You might not believe it when I say there are some weak stocks to fade right now — positive earnings reports continue to roll in and most names are near all-time highs — but it’s true, folks…
When earnings estimates get too high and prices supersede those figures, there tend to be downside reactions.
So it’s all about expectations versus actuality…
Once expectations become a bit too much, the result is a steep downtrend in the asset’s price, or as I like to call it, a correction.
That’s why I want to give you some weak stocks to fade right now that experienced so much upside during the COVID-19 peak that the actual numbers just can’t keep up.
2 Weak Stocks to Fade Right Now
Now, you might not know this, but Microsoft and Google are notorious for downplaying their earnings estimates so that the actual numbers come out much higher than expected.
This ultimately causes the stock price to gap up and rally in the near term.
But to make matters even worse, with the changes in the current socioeconomic environment (bye-bye, COVID-19), stocks that rallied sharply during the pandemic are now left out to dry…

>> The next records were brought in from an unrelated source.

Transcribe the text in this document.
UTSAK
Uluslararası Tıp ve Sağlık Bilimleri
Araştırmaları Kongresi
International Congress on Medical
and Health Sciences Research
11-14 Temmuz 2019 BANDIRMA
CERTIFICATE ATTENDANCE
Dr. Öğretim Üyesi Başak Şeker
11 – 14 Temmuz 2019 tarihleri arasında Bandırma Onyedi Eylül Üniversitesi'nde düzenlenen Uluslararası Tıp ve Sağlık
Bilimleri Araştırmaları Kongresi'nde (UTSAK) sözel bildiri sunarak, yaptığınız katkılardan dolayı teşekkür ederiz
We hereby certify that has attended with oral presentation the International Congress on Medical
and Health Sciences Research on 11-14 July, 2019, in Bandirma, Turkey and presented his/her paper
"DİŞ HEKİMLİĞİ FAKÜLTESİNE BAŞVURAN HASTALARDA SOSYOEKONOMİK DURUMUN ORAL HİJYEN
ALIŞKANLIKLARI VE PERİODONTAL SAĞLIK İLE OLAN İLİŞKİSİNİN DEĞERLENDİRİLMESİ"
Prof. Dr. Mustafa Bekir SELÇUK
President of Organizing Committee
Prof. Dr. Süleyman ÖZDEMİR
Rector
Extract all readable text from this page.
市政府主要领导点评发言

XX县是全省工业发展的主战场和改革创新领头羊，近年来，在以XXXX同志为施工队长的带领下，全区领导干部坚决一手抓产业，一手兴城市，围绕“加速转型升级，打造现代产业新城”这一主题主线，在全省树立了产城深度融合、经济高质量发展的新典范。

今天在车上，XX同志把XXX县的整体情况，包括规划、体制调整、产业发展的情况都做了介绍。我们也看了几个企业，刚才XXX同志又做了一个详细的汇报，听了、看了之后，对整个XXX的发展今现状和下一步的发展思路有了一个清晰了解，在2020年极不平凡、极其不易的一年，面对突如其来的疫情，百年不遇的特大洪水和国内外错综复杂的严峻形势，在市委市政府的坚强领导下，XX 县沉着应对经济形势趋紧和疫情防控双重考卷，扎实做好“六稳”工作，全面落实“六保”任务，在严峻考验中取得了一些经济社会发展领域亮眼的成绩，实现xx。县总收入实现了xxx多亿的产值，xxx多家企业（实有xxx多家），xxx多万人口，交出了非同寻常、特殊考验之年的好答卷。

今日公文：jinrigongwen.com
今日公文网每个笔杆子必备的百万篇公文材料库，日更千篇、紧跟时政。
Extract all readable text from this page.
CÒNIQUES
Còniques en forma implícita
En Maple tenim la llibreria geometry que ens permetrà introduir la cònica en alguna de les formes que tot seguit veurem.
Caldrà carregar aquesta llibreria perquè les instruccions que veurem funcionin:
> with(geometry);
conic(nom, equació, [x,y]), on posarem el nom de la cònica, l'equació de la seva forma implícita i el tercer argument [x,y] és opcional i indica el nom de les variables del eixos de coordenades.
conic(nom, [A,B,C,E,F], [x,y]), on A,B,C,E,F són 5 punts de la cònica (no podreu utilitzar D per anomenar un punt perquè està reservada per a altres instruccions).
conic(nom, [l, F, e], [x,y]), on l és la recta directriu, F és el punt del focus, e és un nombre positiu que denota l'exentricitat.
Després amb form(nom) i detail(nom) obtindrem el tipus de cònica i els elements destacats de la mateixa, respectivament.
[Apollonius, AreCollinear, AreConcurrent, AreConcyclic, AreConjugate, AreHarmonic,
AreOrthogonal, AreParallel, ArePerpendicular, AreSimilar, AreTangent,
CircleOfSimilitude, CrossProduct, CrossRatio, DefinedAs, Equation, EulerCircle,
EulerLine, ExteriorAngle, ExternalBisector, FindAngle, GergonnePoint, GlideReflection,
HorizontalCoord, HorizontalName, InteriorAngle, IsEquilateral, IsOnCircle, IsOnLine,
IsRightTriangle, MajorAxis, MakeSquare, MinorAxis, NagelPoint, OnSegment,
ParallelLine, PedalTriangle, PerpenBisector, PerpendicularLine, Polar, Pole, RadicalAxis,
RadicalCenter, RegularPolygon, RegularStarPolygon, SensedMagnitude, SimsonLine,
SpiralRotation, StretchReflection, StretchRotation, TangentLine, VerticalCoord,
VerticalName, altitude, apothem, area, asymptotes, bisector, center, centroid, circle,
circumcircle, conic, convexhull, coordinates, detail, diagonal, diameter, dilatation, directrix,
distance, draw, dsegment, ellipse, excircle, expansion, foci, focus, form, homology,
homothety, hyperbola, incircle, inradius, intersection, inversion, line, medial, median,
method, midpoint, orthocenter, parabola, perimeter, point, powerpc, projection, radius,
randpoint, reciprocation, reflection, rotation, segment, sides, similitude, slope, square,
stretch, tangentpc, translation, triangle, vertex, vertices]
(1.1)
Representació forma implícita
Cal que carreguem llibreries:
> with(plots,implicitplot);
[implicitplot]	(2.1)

…creating opportunity in these weak stocks to fade right now.
The best way to take advantage of this is to sell the weakest stocks because investors usually sell the strongest names since they’ve gone up most of the time.
But in actuality, those stocks have the strongest resistance against going down. The companies that have been in a steep downtrend are prime candidates for further downside action because their sentiment has already turned bearish some time ago.